A year ago today was the first day of my retirement. As I mentioned at the time, I have several academic retirement projects on the go. So how has the first year gone?
Pretty well, actually. I have been to three conferences: CapoCaccia in May, UCNC in August, and ALife in October. I have had multiple papers published, some of which I did a large chunk of the work for. I have started learning about Topological Data Analysis, and am applying it to some real biological data sets; I've really enjoyed writing all the code for this. Our new LoCoMo ARIA project is fascinating, with our two post-docs making great strides, and I am pulling ideas from both simulation and open-ended evolution into it. My penultimate PhD student has passed his viva. Added to this, I have a handful of other papers and projects also making progress.
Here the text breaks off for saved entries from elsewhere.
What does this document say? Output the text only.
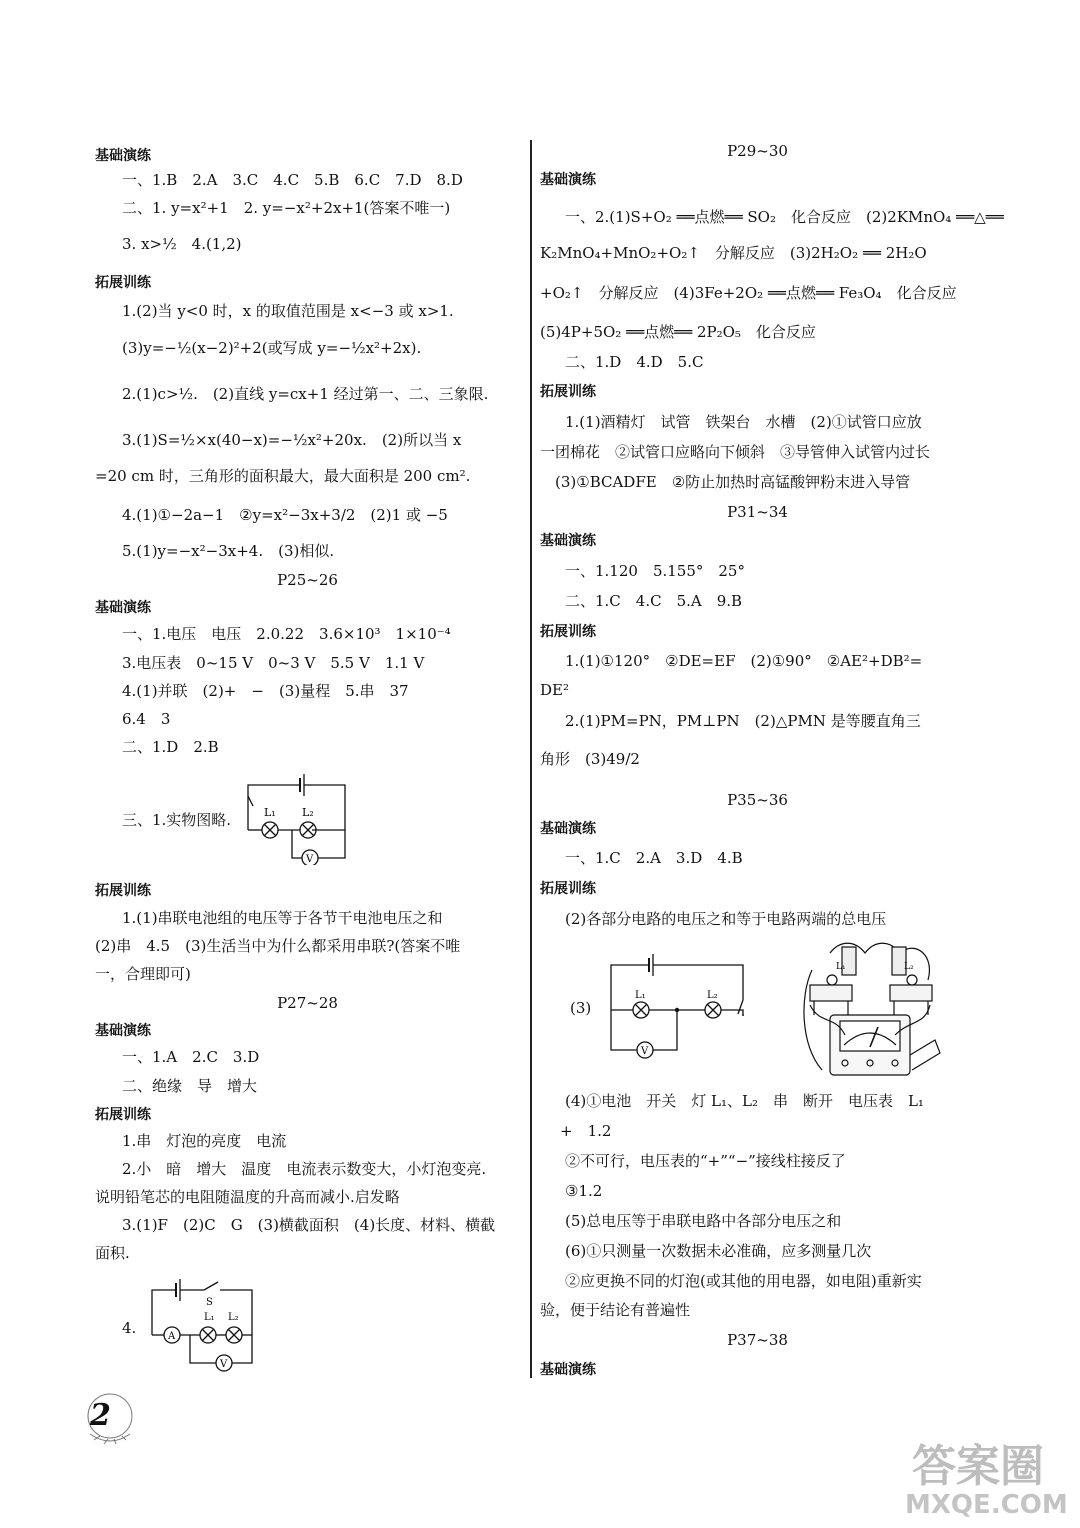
基础演练
一、1.B　2.A　3.C　4.C　5.B　6.C　7.D　8.D
二、1. y=x²+1　2. y=−x²+2x+1(答案不唯一)
3. x>½　4.(1,2)
拓展训练
1.(2)当 y<0 时，x 的取值范围是 x<−3 或 x>1.
(3)y=−½(x−2)²+2(或写成 y=−½x²+2x).
2.(1)c>½.　(2)直线 y=cx+1 经过第一、二、三象限.
3.(1)S=½×x(40−x)=−½x²+20x.　(2)所以当 x
=20 cm 时，三角形的面积最大，最大面积是 200 cm².
4.(1)①−2a−1　②y=x²−3x+3/2　(2)1 或 −5
5.(1)y=−x²−3x+4.　(3)相似.
P25~26
基础演练
一、1.电压　电压　2.0.22　3.6×10³　1×10⁻⁴
3.电压表　0~15 V　0~3 V　5.5 V　1.1 V
4.(1)并联　(2)+　−　(3)量程　5.串　37
6.4　3
二、1.D　2.B
三、1.实物图略.	L₁ L₂
V
拓展训练
1.(1)串联电池组的电压等于各节干电池电压之和
(2)串　4.5　(3)生活当中为什么都采用串联?(答案不唯
一，合理即可)
P27~28
基础演练
一、1.A　2.C　3.D
二、绝缘　导　增大
拓展训练
1.串　灯泡的亮度　电流
2.小　暗　增大　温度　电流表示数变大，小灯泡变亮.
说明铅笔芯的电阻随温度的升高而减小.启发略
3.(1)F　(2)C　G　(3)横截面积　(4)长度、材料、横截
面积.
4.	A
V
S
L₁ L₂
P29~30
基础演练
一、2.(1)S+O₂ ══点燃══ SO₂　化合反应　(2)2KMnO₄ ══△══
K₂MnO₄+MnO₂+O₂↑　分解反应　(3)2H₂O₂ ══ 2H₂O
+O₂↑　分解反应　(4)3Fe+2O₂ ══点燃══ Fe₃O₄　化合反应
(5)4P+5O₂ ══点燃══ 2P₂O₅　化合反应
二、1.D　4.D　5.C
拓展训练
1.(1)酒精灯　试管　铁架台　水槽　(2)①试管口应放
一团棉花　②试管口应略向下倾斜　③导管伸入试管内过长
(3)①BCADFE　②防止加热时高锰酸钾粉末进入导管
P31~34
基础演练
一、1.120　5.155°　25°
二、1.C　4.C　5.A　9.B
拓展训练
1.(1)①120°　②DE=EF　(2)①90°　②AE²+DB²=
DE²
2.(1)PM=PN，PM⊥PN　(2)△PMN 是等腰直角三
角形　(3)49/2
P35~36
基础演练
一、1.C　2.A　3.D　4.B
拓展训练
(2)各部分电路的电压之和等于电路两端的总电压
(3)
L₁	L₂
V
L₁	L₂
(4)①电池　开关　灯 L₁、L₂　串　断开　电压表　L₁
+　1.2
②不可行，电压表的“+”“−”接线柱接反了
③1.2
(5)总电压等于串联电路中各部分电压之和
(6)①只测量一次数据未必准确，应多测量几次
②应更换不同的灯泡(或其他的用电器，如电阻)重新实
验，便于结论有普遍性
P37~38
基础演练
2
答案圈
MXQE.COM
And I think I have figured out how to level up the open-ended evolution experiments I have been thinking about, thanks to a chance conversation at ALife that put me on the beginning of the track to a relevant 2003 paper (many thanks to whoever that was; I spoke to so many people there I'm afraid I have forgotten who pointed me in this direction originally). But it's still just pages of scribbled notes and fever dreams for now; watch this space!
On the non-academic side, I am managing to do more reading, too.
So, all in all, a productive, enjoyable, and actually amazingly relaxing, first year. Not having a fortnightly 175-mile commute is a wonderful lifestyle change. It did take me about 6-9 months to stop going: "wait, what is it I'm forgetting to do?" Particularly when doing some of that fiction reading. But I'm now past that, and looking forward to year two of fun research.